Allegations of so-called Israeli pinkwashing have become more prominent in the past several years and gained mainstream attention a few months ago when The New York Times published an op-ed on the subject by CUNY professor Sarah Schulman. She argued that Israel’s acceptance of gays into the military is an “incomplete indicator of human rights” and shouldn’t “blind us” to the Palestinians’ issues.
This is a classic straw man argument: No one was asserting that Israel’s record on LGBT issues was the final say on its human rights record.
The pinkwashing allegation uncovers something deeply nefarious about the anti-Israel movement: Opposition to Israel is rarely limited to criticism of Israel as it relates to the conflict. Instead, it often becomes an all-out attempt to slander every facet of Israel’s existence and to claim that Israel’s real and laudable achievements are just an attempt to “cover up” the darker truth. Israel’s swift responses to the recent humanitarian crises in Turkey and Haiti were similarly dismissed by anti-Israel activists as an opportunity exploited by Israel to whitewash its record.

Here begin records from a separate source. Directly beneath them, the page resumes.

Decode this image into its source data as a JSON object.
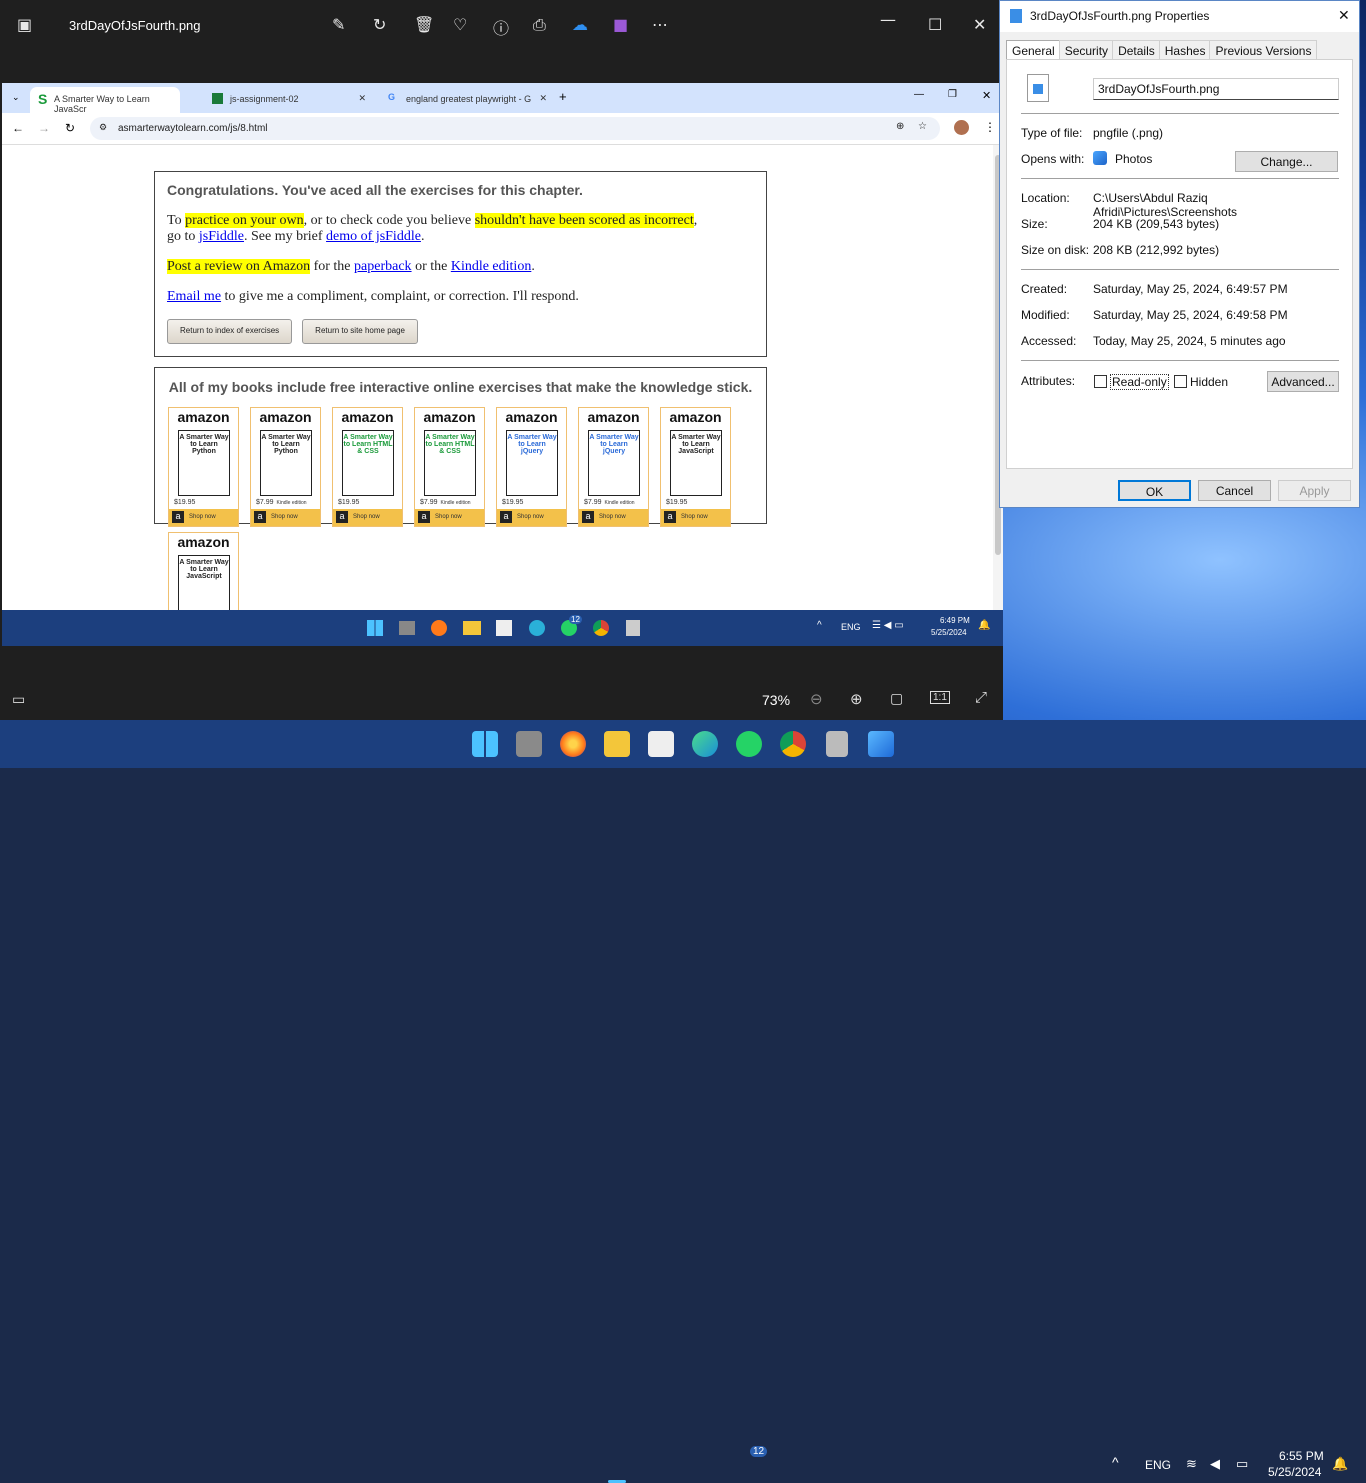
{
  "photos": {
    "filename": "3rdDayOfJsFourth.png",
    "zoom": "73%"
  },
  "browser": {
    "tabs": [
      {
        "label": "A Smarter Way to Learn JavaScr"
      },
      {
        "label": "js-assignment-02"
      },
      {
        "label": "england greatest playwright - G"
      }
    ],
    "url": "asmarterwaytolearn.com/js/8.html"
  },
  "page": {
    "congrats": "Congratulations. You've aced all the exercises for this chapter.",
    "p1_a": "To ",
    "p1_hl1": "practice on your own",
    "p1_b": ", or to check code you believe ",
    "p1_hl2": "shouldn't have been scored as incorrect",
    "p1_c": ",",
    "p1_d": "go to ",
    "p1_jsfiddle": "jsFiddle",
    "p1_e": ". See my brief ",
    "p1_demo": "demo of jsFiddle",
    "p1_f": ".",
    "p2_hl": "Post a review on Amazon",
    "p2_a": " for the ",
    "p2_paperback": "paperback",
    "p2_b": " or the ",
    "p2_kindle": "Kindle edition",
    "p2_c": ".",
    "p3_email": "Email me",
    "p3_a": " to give me a compliment, complaint, or correction. I'll respond.",
    "btn_index": "Return to index of exercises",
    "btn_home": "Return to site home page",
    "books_heading": "All of my books include free interactive online exercises that make the knowledge stick.",
    "amazon": "amazon",
    "shop": "Shop now",
    "books": [
      {
        "title": "A Smarter Way to Learn Python",
        "price": "$19.95",
        "kindle": "",
        "color": "#222"
      },
      {
        "title": "A Smarter Way to Learn Python",
        "price": "$7.99",
        "kindle": "Kindle edition",
        "color": "#222"
      },
      {
        "title": "A Smarter Way to Learn HTML & CSS",
        "price": "$19.95",
        "kindle": "",
        "color": "#1a9a3a"
      },
      {
        "title": "A Smarter Way to Learn HTML & CSS",
        "price": "$7.99",
        "kindle": "Kindle edition",
        "color": "#1a9a3a"
      },
      {
        "title": "A Smarter Way to Learn jQuery",
        "price": "$19.95",
        "kindle": "",
        "color": "#2a6ad8"
      },
      {
        "title": "A Smarter Way to Learn jQuery",
        "price": "$7.99",
        "kindle": "Kindle edition",
        "color": "#2a6ad8"
      },
      {
        "title": "A Smarter Way to Learn JavaScript",
        "price": "$19.95",
        "kindle": "",
        "color": "#222"
      },
      {
        "title": "A Smarter Way to Learn JavaScript",
        "price": "",
        "kindle": "",
        "color": "#222"
      }
    ]
  },
  "inner_taskbar": {
    "lang": "ENG",
    "time": "6:49 PM",
    "date": "5/25/2024",
    "whatsapp_badge": "12"
  },
  "props": {
    "title": "3rdDayOfJsFourth.png Properties",
    "tabs": [
      "General",
      "Security",
      "Details",
      "Hashes",
      "Previous Versions"
    ],
    "filename": "3rdDayOfJsFourth.png",
    "type_label": "Type of file:",
    "type_value": "pngfile (.png)",
    "opens_label": "Opens with:",
    "opens_value": "Photos",
    "change": "Change...",
    "location_label": "Location:",
    "location_value": "C:\\Users\\Abdul Raziq Afridi\\Pictures\\Screenshots",
    "size_label": "Size:",
    "size_value": "204 KB (209,543 bytes)",
    "disk_label": "Size on disk:",
    "disk_value": "208 KB (212,992 bytes)",
    "created_label": "Created:",
    "created_value": "Saturday, May 25, 2024, 6:49:57 PM",
    "modified_label": "Modified:",
    "modified_value": "Saturday, May 25, 2024, 6:49:58 PM",
    "accessed_label": "Accessed:",
    "accessed_value": "Today, May 25, 2024, 5 minutes ago",
    "attr_label": "Attributes:",
    "readonly": "Read-only",
    "hidden": "Hidden",
    "advanced": "Advanced...",
    "ok": "OK",
    "cancel": "Cancel",
    "apply": "Apply"
  },
  "taskbar": {
    "lang": "ENG",
    "time": "6:55 PM",
    "date": "5/25/2024",
    "whatsapp_badge": "12"
  }
}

Even if one disagrees with some of Israel’s policies, Israel has every right to promote its legitimate accomplishments on LGBT rights, including annual pride parades, anti-discrimination laws, adoption rights and, most recently, Tel Aviv being ranked the “best gay city” in the world. Israel deserves and should be entitled to claim credit for a gay rights record that far surpasses most other countries in the world.